Longest Common Subsequence

专题: Algorithmic Programming / 算法编程
难度: L4
来源: QuantQuestion

题目详情

给定两个字符串 text1 与 text2，返回它们的最长公共子序列（LCS）的长度；若不存在则返回 0。

子序列指删除若干字符但保持相对顺序不变得到的序列。

Given two strings text1 and text2, return the length of the longest common subsequence between the two strings if one exists, otherwise return 0.

A subsequence is a sequence that can be derived from the given sequence by deleting some or no elements without changing the relative order of the remaining characters.

For example, "cat" is a subsequence of "crabt". A common subsequence of two strings is a subsequence that exists in both strings.

Example 1:

Input: text1 = "cat", text2 = "crabt"

Output: 3 Explanation: The longest common subsequence is "cat" which has a length of 3.

Example 2:

Input: text1 = "abcd", text2 = "abcd"

Output: 4 Example 3:

Input: text1 = "abcd", text2 = "efgh"

Output: 0 Constraints:

1 <= text1.length, text2.length <= 1000 text1 and text2 consist of only lowercase English characters.

解析

用动态规划：设 $dp[i][j]$ 为 text1 前 $i$ 个字符与 text2 前 $j$ 个字符的 LCS 长度。

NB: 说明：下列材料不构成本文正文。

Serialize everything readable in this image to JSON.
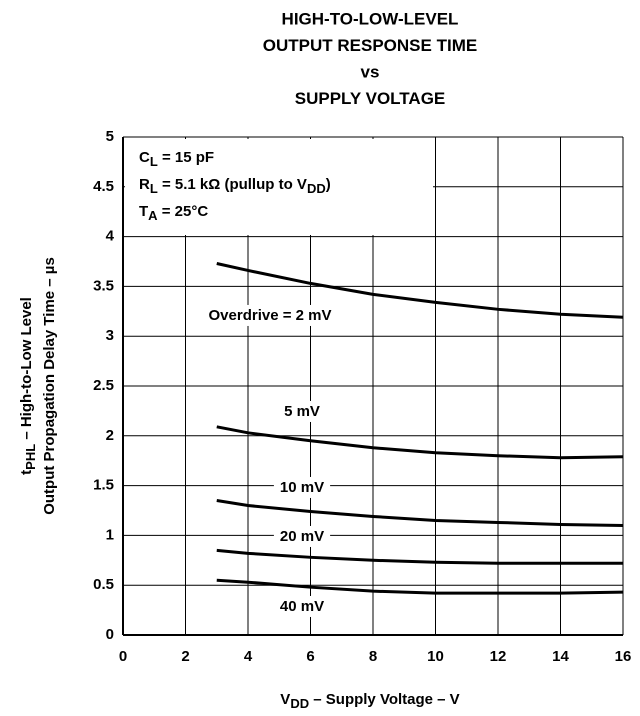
{
  "chart_data": {
    "type": "line",
    "title": [
      "HIGH-TO-LOW-LEVEL",
      "OUTPUT RESPONSE TIME",
      "vs",
      "SUPPLY VOLTAGE"
    ],
    "x_label": [
      "V",
      "DD",
      " – Supply Voltage – V"
    ],
    "y_label": [
      [
        "t",
        "PHL",
        " – High-to-Low Level"
      ],
      [
        "Output Propagation Delay Time – µs"
      ]
    ],
    "annotations": [
      [
        "C",
        "L",
        " = 15 pF"
      ],
      [
        "R",
        "L",
        " = 5.1 kΩ (pullup to V",
        "DD",
        ")"
      ],
      [
        "T",
        "A",
        " =  25°C"
      ]
    ],
    "x": [
      3,
      4,
      6,
      8,
      10,
      12,
      14,
      16
    ],
    "series": [
      {
        "name": "Overdrive = 2 mV",
        "color": "#000000",
        "values": [
          3.73,
          3.66,
          3.53,
          3.42,
          3.34,
          3.27,
          3.22,
          3.19
        ]
      },
      {
        "name": "5 mV",
        "color": "#000000",
        "values": [
          2.09,
          2.03,
          1.95,
          1.88,
          1.83,
          1.8,
          1.78,
          1.79
        ]
      },
      {
        "name": "10 mV",
        "color": "#000000",
        "values": [
          1.35,
          1.3,
          1.24,
          1.19,
          1.15,
          1.13,
          1.11,
          1.1
        ]
      },
      {
        "name": "20 mV",
        "color": "#000000",
        "values": [
          0.85,
          0.82,
          0.78,
          0.75,
          0.73,
          0.72,
          0.72,
          0.72
        ]
      },
      {
        "name": "40 mV",
        "color": "#000000",
        "values": [
          0.55,
          0.53,
          0.48,
          0.44,
          0.42,
          0.42,
          0.42,
          0.43
        ]
      }
    ],
    "xlim": [
      0,
      16
    ],
    "xticks": [
      0,
      2,
      4,
      6,
      8,
      10,
      12,
      14,
      16
    ],
    "ylim": [
      0,
      5
    ],
    "yticks": [
      0,
      0.5,
      1,
      1.5,
      2,
      2.5,
      3,
      3.5,
      4,
      4.5,
      5
    ],
    "grid": true
  }
}
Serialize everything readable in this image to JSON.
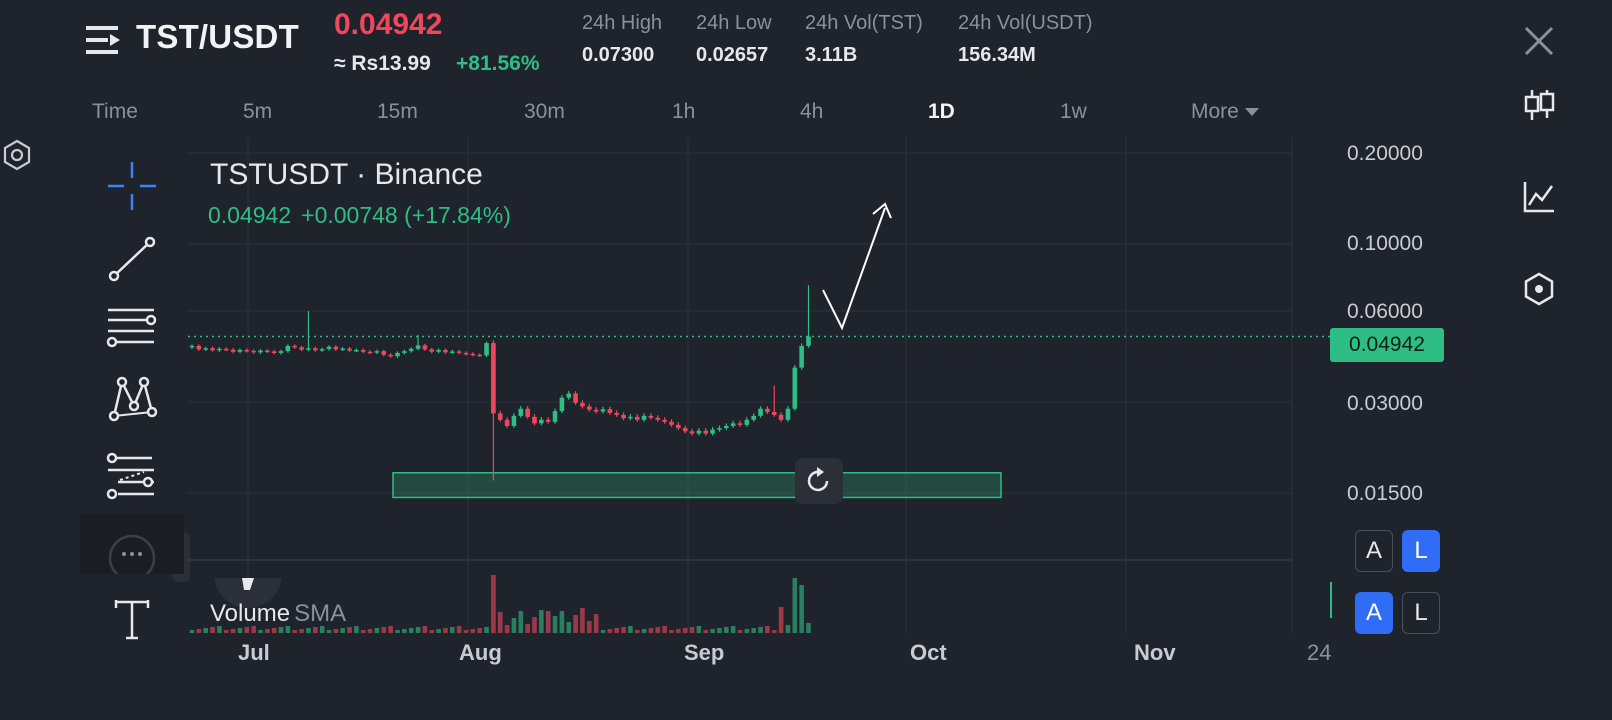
{
  "header": {
    "pair": "TST/USDT",
    "last_price": "0.04942",
    "fiat_price": "≈ Rs13.99",
    "change_pct": "+81.56%",
    "stats": [
      {
        "label": "24h High",
        "value": "0.07300"
      },
      {
        "label": "24h Low",
        "value": "0.02657"
      },
      {
        "label": "24h Vol(TST)",
        "value": "3.11B"
      },
      {
        "label": "24h Vol(USDT)",
        "value": "156.34M"
      }
    ]
  },
  "timeframes": [
    "Time",
    "5m",
    "15m",
    "30m",
    "1h",
    "4h",
    "1D",
    "1w",
    "More"
  ],
  "active_timeframe": "1D",
  "side_icons": [
    "candlestick-icon",
    "line-chart-icon",
    "hexagon-icon"
  ],
  "tools": [
    "crosshair-icon",
    "trend-line-icon",
    "horizontal-lines-icon",
    "pattern-icon",
    "fib-icon",
    "path-icon",
    "text-icon"
  ],
  "chart": {
    "symbol": "TSTUSDT · Binance",
    "ohlc_price": "0.04942",
    "ohlc_change": "+0.00748 (+17.84%)",
    "price_tag": "0.04942",
    "volume_label": "Volume",
    "volume_sma": "SMA",
    "scale_buttons_top": [
      "A",
      "L"
    ],
    "scale_buttons_bottom": [
      "A",
      "L"
    ],
    "colors": {
      "up": "#2ebd85",
      "down": "#f0475c",
      "grid": "#2c313a",
      "zone": "#2ebd85"
    }
  },
  "chart_data": {
    "type": "candlestick",
    "yaxis": {
      "scale": "log",
      "ticks": [
        "0.20000",
        "0.10000",
        "0.06000",
        "0.03000",
        "0.01500"
      ]
    },
    "xaxis": {
      "ticks": [
        "Jul",
        "Aug",
        "Sep",
        "Oct",
        "Nov",
        "24"
      ]
    },
    "last_price": 0.04942
  }
}
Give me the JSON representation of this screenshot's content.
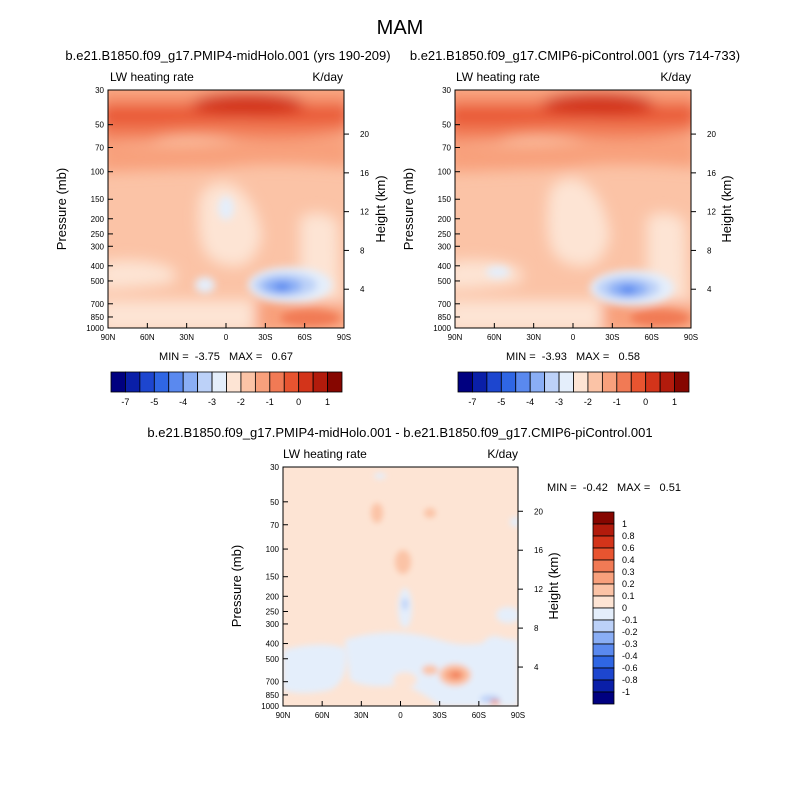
{
  "title": "MAM",
  "chart_data": [
    {
      "type": "heatmap",
      "panel": "left",
      "title": "b.e21.B1850.f09_g17.PMIP4-midHolo.001 (yrs 190-209)",
      "variable_label": "LW heating rate",
      "units_label": "K/day",
      "ylabel": "Pressure (mb)",
      "y2label": "Height (km)",
      "xticks": [
        "90N",
        "60N",
        "30N",
        "0",
        "30S",
        "60S",
        "90S"
      ],
      "yticks": [
        "30",
        "50",
        "70",
        "100",
        "150",
        "200",
        "250",
        "300",
        "400",
        "500",
        "700",
        "850",
        "1000"
      ],
      "y2ticks": [
        "20",
        "16",
        "12",
        "8",
        "4"
      ],
      "stats": "MIN =  -3.75   MAX =   0.67",
      "min": -3.75,
      "max": 0.67
    },
    {
      "type": "heatmap",
      "panel": "right",
      "title": "b.e21.B1850.f09_g17.CMIP6-piControl.001 (yrs 714-733)",
      "variable_label": "LW heating rate",
      "units_label": "K/day",
      "ylabel": "Pressure (mb)",
      "y2label": "Height (km)",
      "xticks": [
        "90N",
        "60N",
        "30N",
        "0",
        "30S",
        "60S",
        "90S"
      ],
      "yticks": [
        "30",
        "50",
        "70",
        "100",
        "150",
        "200",
        "250",
        "300",
        "400",
        "500",
        "700",
        "850",
        "1000"
      ],
      "y2ticks": [
        "20",
        "16",
        "12",
        "8",
        "4"
      ],
      "stats": "MIN =  -3.93   MAX =   0.58",
      "min": -3.93,
      "max": 0.58
    },
    {
      "type": "heatmap",
      "panel": "difference",
      "title": "b.e21.B1850.f09_g17.PMIP4-midHolo.001 - b.e21.B1850.f09_g17.CMIP6-piControl.001",
      "variable_label": "LW heating rate",
      "units_label": "K/day",
      "ylabel": "Pressure (mb)",
      "y2label": "Height (km)",
      "xticks": [
        "90N",
        "60N",
        "30N",
        "0",
        "30S",
        "60S",
        "90S"
      ],
      "yticks": [
        "30",
        "50",
        "70",
        "100",
        "150",
        "200",
        "250",
        "300",
        "400",
        "500",
        "700",
        "850",
        "1000"
      ],
      "y2ticks": [
        "20",
        "16",
        "12",
        "8",
        "4"
      ],
      "stats": "MIN =  -0.42   MAX =   0.51",
      "min": -0.42,
      "max": 0.51
    }
  ],
  "colorbar_top": {
    "colors": [
      "#000080",
      "#0a1fa8",
      "#1d46cf",
      "#2f66e4",
      "#5a89ef",
      "#8aaef5",
      "#bcd1f8",
      "#e4eefb",
      "#fde4d4",
      "#fbc3a6",
      "#f8a07c",
      "#f17a55",
      "#e85430",
      "#d3341a",
      "#b21b0c",
      "#860600"
    ],
    "labels": [
      "-7",
      "-5",
      "-4",
      "-3",
      "-2",
      "-1",
      "0",
      "1"
    ]
  },
  "colorbar_diff": {
    "colors": [
      "#000080",
      "#0a1fa8",
      "#1d46cf",
      "#2f66e4",
      "#5a89ef",
      "#8aaef5",
      "#bcd1f8",
      "#e4eefb",
      "#fde4d4",
      "#fbc3a6",
      "#f8a07c",
      "#f17a55",
      "#e85430",
      "#d3341a",
      "#b21b0c",
      "#860600"
    ],
    "labels": [
      "1",
      "0.8",
      "0.6",
      "0.4",
      "0.3",
      "0.2",
      "0.1",
      "0",
      "-0.1",
      "-0.2",
      "-0.3",
      "-0.4",
      "-0.6",
      "-0.8",
      "-1"
    ]
  }
}
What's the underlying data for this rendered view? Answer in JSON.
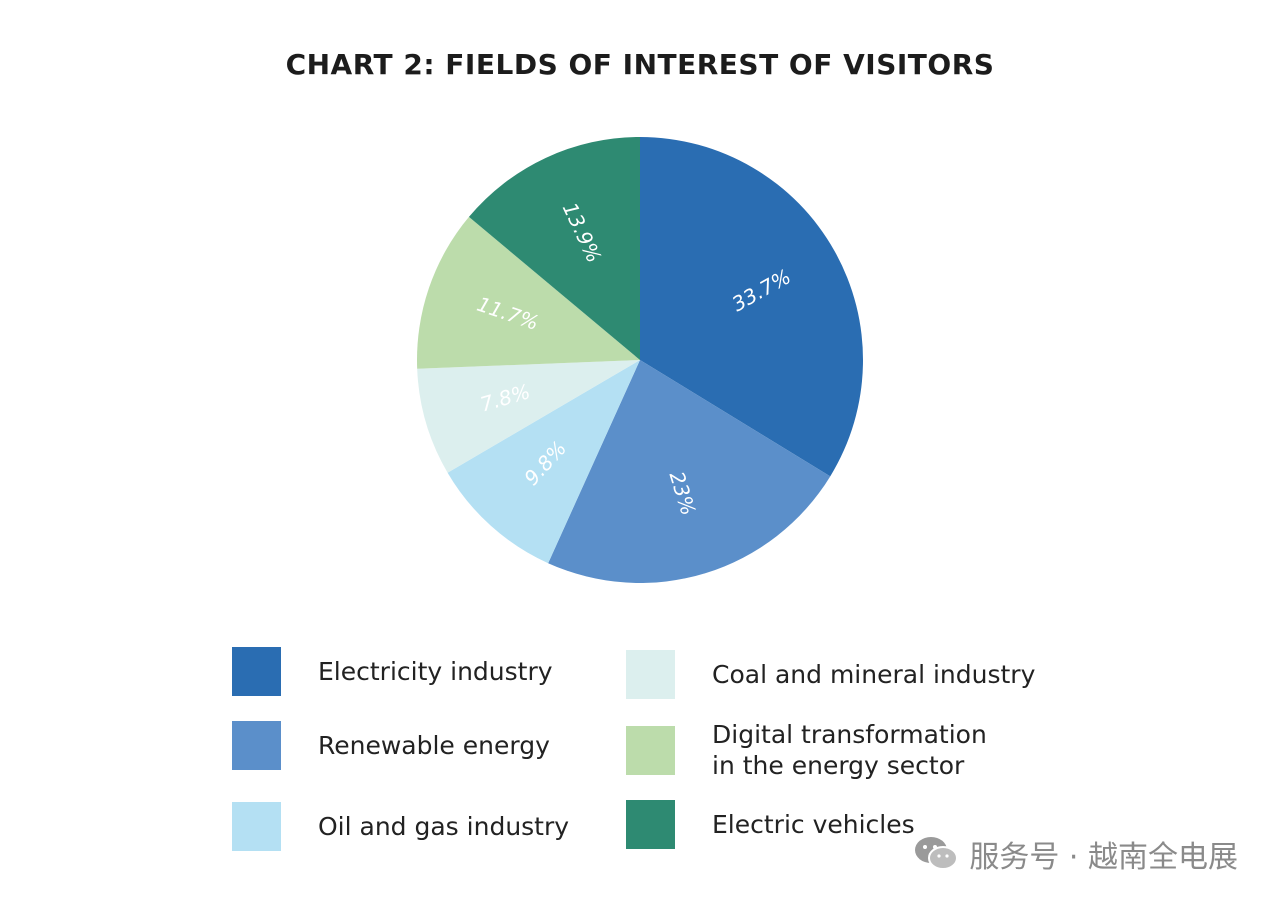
{
  "chart_data": {
    "type": "pie",
    "title": "CHART 2:  FIELDS OF INTEREST OF VISITORS",
    "slices": [
      {
        "label": "Electricity industry",
        "value": 33.7,
        "value_label": "33.7%",
        "color": "#2a6db2"
      },
      {
        "label": "Renewable energy",
        "value": 23,
        "value_label": "23%",
        "color": "#5b8fca"
      },
      {
        "label": "Oil and gas industry",
        "value": 9.8,
        "value_label": "9.8%",
        "color": "#b4e0f3"
      },
      {
        "label": "Coal and mineral industry",
        "value": 7.8,
        "value_label": "7.8%",
        "color": "#dcefee"
      },
      {
        "label": "Digital transformation\nin the energy sector",
        "value": 11.7,
        "value_label": "11.7%",
        "color": "#bcdcab"
      },
      {
        "label": "Electric vehicles",
        "value": 13.9,
        "value_label": "13.9%",
        "color": "#2e8a72"
      }
    ],
    "start_angle_deg": 0,
    "direction": "clockwise",
    "legend_position": "bottom"
  },
  "watermark": {
    "text": "服务号 · 越南全电展",
    "icon": "wechat-icon"
  }
}
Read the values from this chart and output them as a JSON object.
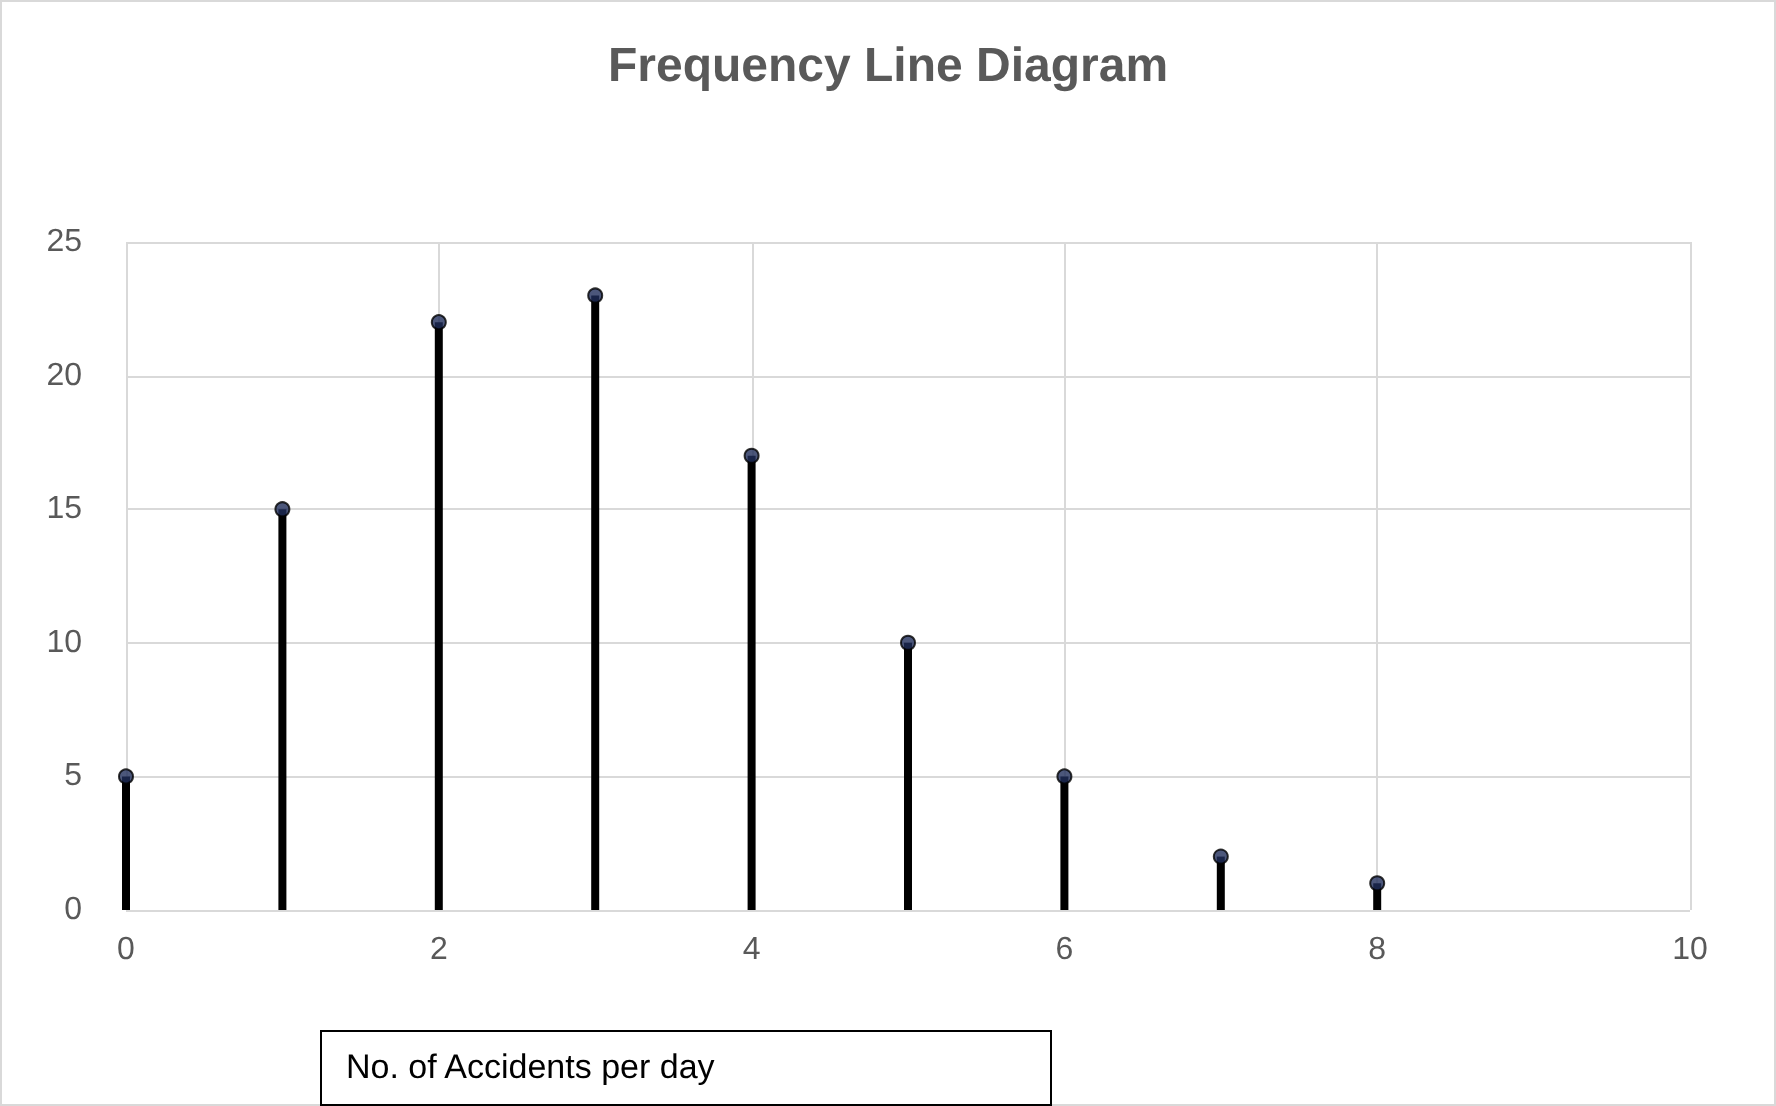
{
  "chart_data": {
    "type": "lollipop",
    "title": "Frequency Line Diagram",
    "xlabel": "No. of Accidents per day",
    "x": [
      0,
      1,
      2,
      3,
      4,
      5,
      6,
      7,
      8
    ],
    "series": [
      {
        "color": "#000000",
        "values": [
          5,
          15,
          22,
          23,
          17,
          10,
          5,
          2,
          1
        ]
      }
    ],
    "xlim": [
      0,
      10
    ],
    "xticks": [
      0,
      2,
      4,
      6,
      8,
      10
    ],
    "ylim": [
      0,
      25
    ],
    "yticks": [
      0,
      5,
      10,
      15,
      20,
      25
    ],
    "grid": true,
    "marker": "circle"
  }
}
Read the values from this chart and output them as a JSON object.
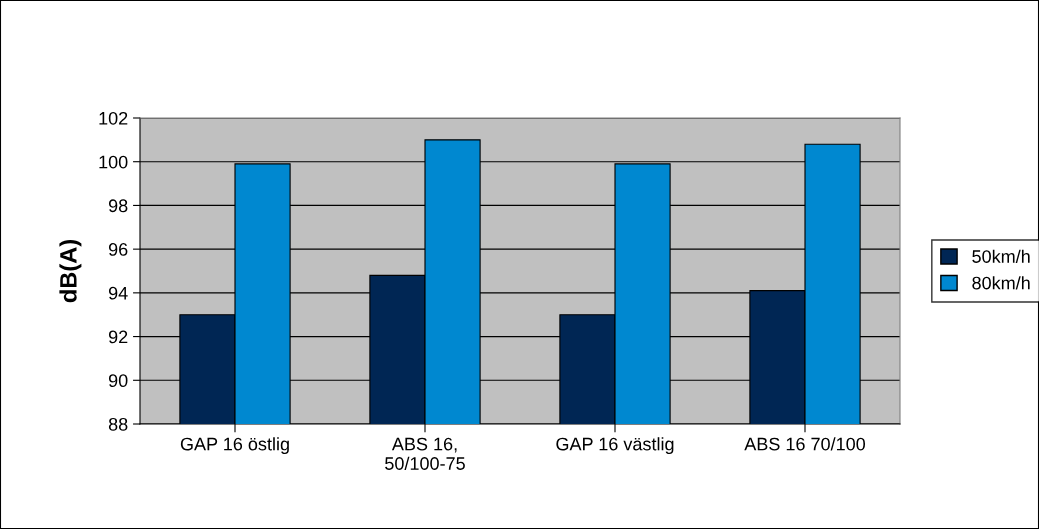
{
  "chart_data": {
    "type": "bar",
    "ylabel": "dB(A)",
    "categories": [
      "GAP 16 östlig",
      "ABS 16,\n50/100-75",
      "GAP 16 västlig",
      "ABS 16 70/100"
    ],
    "series": [
      {
        "name": "50km/h",
        "color": "#002654",
        "values": [
          93.0,
          94.8,
          93.0,
          94.1
        ]
      },
      {
        "name": "80km/h",
        "color": "#0088d0",
        "values": [
          99.9,
          101.0,
          99.9,
          100.8
        ]
      }
    ],
    "ylim": [
      88,
      102
    ],
    "yticks": [
      88,
      90,
      92,
      94,
      96,
      98,
      100,
      102
    ],
    "grid": "y",
    "legend": "right"
  }
}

若 text1[i-1]==text2[j-1]： $dp[i][j]=dp[i-1][j-1]+1$ 。
否则： $dp[i][j]=\max(dp[i-1][j],dp[i][j-1])$ 。

答案为 $dp[n][m]$ 。

Original Explanation


class Solution:
    def longestCommonSubsequence(self, text1: str, text2: str) -> int:
        memo = {}

        def dfs(i, j):
            if i == len(text1) or j == len(text2):
                return 0
            if (i, j) in memo:
                return memo[(i, j)]
            
            if text1[i] == text2[j]:
                memo[(i, j)] = 1 + dfs(i + 1, j + 1)
            else:
                memo[(i, j)] = max(dfs(i + 1, j), dfs(i, j + 1))
                
            return memo[(i, j)]
        
        return dfs(0, 0)